By Elon Green
The last eight months—roughly the amount of time since Donald J. Trump’s Inauguration—haven’t smothered Mavis Staples’s irrepressible optimism, but it’s been palpably tempered. She faced dark days even before the election in 2016, when Prince died that April. Staples’s feelings for Prince, her friend and onetime producer, bordered on maternal: he had two mothers, she once said, and she would e-mail him with the greeting “Hello, son!” “Oh, Lord, I miss Prince so much. I can hardly listen to him yet without breaking down,” she told me recently, briefly home from the road. Staples has photos of Prince in her house in Chicago, including a wall calendar from 1987 given to her by the man himself. “It’s from back in the day. But I keep it hanging and every month I change it.”

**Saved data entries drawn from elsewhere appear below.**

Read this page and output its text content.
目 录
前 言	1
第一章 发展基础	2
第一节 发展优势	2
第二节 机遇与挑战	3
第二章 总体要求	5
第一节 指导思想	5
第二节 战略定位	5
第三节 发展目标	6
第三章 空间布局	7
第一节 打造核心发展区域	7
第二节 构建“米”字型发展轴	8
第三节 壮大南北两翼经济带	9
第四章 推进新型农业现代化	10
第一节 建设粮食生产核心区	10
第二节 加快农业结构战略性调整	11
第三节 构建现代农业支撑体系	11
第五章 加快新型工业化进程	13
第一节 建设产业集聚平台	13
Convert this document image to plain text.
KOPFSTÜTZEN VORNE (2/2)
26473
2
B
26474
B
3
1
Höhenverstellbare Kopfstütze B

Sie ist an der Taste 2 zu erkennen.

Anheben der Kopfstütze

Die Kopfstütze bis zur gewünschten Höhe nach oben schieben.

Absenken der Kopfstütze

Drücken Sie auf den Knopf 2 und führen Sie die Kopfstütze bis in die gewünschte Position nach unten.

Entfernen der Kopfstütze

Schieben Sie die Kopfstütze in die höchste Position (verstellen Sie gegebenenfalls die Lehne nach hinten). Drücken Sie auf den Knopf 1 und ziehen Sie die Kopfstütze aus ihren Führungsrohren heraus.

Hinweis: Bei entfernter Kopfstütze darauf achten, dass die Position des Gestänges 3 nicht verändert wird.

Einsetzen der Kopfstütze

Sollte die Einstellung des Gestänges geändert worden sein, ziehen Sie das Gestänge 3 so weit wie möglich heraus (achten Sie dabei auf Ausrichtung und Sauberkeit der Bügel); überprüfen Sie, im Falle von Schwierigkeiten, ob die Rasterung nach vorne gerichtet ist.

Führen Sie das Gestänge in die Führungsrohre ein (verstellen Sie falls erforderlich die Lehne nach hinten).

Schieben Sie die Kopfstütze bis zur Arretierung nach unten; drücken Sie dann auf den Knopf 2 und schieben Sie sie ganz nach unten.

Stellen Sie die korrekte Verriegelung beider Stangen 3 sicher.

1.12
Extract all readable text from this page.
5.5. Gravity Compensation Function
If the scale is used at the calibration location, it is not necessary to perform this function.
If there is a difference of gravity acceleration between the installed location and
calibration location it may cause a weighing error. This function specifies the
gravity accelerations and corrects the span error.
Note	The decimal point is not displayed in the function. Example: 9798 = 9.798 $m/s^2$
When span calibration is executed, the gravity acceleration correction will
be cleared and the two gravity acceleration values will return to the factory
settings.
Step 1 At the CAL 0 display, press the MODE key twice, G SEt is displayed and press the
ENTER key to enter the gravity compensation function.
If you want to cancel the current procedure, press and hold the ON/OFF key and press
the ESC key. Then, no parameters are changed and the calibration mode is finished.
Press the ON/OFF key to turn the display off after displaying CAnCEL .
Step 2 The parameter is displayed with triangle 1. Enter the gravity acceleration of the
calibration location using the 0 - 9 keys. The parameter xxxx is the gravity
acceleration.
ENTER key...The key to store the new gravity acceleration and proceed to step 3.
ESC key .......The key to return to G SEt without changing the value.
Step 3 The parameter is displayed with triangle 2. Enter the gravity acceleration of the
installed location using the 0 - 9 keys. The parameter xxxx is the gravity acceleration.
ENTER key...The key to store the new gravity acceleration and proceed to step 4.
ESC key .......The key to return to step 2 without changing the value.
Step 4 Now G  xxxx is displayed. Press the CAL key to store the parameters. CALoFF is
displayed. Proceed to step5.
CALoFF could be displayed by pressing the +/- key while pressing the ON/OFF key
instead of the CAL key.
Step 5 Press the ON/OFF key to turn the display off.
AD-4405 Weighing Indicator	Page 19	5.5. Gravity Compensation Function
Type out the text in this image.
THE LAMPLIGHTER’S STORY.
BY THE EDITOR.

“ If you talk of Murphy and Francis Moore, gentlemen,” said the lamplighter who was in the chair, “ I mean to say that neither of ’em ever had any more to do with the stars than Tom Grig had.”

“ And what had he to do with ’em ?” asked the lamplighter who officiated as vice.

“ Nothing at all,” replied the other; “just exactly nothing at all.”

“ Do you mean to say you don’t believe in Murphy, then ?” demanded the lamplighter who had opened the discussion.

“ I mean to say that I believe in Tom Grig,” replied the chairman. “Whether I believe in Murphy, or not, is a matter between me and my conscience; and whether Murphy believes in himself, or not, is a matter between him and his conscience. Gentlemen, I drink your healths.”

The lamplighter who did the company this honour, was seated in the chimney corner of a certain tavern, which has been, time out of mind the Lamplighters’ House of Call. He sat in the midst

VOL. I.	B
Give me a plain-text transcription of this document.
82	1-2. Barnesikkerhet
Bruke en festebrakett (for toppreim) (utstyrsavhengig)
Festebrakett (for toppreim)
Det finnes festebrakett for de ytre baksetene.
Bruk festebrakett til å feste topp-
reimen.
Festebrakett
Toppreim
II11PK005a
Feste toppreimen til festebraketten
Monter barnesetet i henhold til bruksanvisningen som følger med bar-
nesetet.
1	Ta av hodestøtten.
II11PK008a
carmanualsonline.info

Prince’s love for the Staple Singers, the legendary gospel group, was genuine and deep. He opened his last concert, a week before he died, with “When Will We Be Paid,” a gorgeous, denunciatory song off the family’s 1970 album, “We’ll Get Over.” The lyrics catalogue the labor of black Americans (“We have worked this country from shore to shore / Our women cooked all your food and washed all your clothes”). When Pops Staples performed it, he would recall his grandfather, who had been a slave in Mississippi. Prince recorded “When Will We Be Paid” in October of 1999. He sent the track to Mavis, and she took the song to her father. Pops, who would be dead in a year, asked excitedly if Prince had really recorded it. “Yes, sir,” she said.